[cabfpub] Short-Lived Certs - the return

Brian Smith brian at briansmith.org
Sat Jun 6 00:46:48 UTC 2015


On Wed, Mar 18, 2015 at 6:56 PM, Ryan Sleevi <sleevi at google.com> wrote:

> Why 72 hours? Why not the OCSP max age?
>
> The downside of setting such a low number is that you make it
> significantly more risky for issues to arise that prevent issuance, making
> it much less appealing to use short-lived certs.
>


> I'm aware that some have suggested lowering the OCSP time, but it seems
> more useful and just as secure to be permissive, gain experience, and then
> consider reducing if and when necessary.
>

I think it would be better to gain experience with the 72 hour maximum with
short-lived certificates so that we can change the OCSP maximum to 72 hours
too. If the short-lived certificate maximum validity period is made to be
as long as the OCSP maximum validity period then we'd end up increasing the
resistance to shortening OCSP validity periods.

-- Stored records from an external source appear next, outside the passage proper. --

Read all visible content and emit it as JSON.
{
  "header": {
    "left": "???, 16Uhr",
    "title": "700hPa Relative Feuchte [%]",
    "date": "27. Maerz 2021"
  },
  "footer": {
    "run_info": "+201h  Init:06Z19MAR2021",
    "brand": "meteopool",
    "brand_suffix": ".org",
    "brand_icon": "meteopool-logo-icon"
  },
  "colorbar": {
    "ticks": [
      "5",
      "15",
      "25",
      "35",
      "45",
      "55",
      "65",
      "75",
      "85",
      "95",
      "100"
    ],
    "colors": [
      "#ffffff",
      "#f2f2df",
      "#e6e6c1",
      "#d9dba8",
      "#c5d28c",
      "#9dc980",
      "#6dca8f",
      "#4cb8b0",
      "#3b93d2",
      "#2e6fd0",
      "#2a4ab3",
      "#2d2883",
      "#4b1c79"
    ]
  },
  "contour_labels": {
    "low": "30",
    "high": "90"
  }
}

At least in the beginning, websites that use short-lived certificates
should have long-lived (with OCSP-based revocation) backup certificates
and/or an alternative short-lived-certificate-vending CA on standby. (The
same goes for Must-Staple.) That would be a much more effective risk
mitigation strategy than waiting until there is an issuance problem and
then spending the next 3-7 days trying to fix it or hoping somebody else
fixes it.

72 hours is an extremely long time to wait for a browser to start
recognizing that a compromised certificate (key) should no longer be
distrusted. Eventually we'll need to find some way to get a faster reaction
time with the same level of automation that OCSP provides (in theory).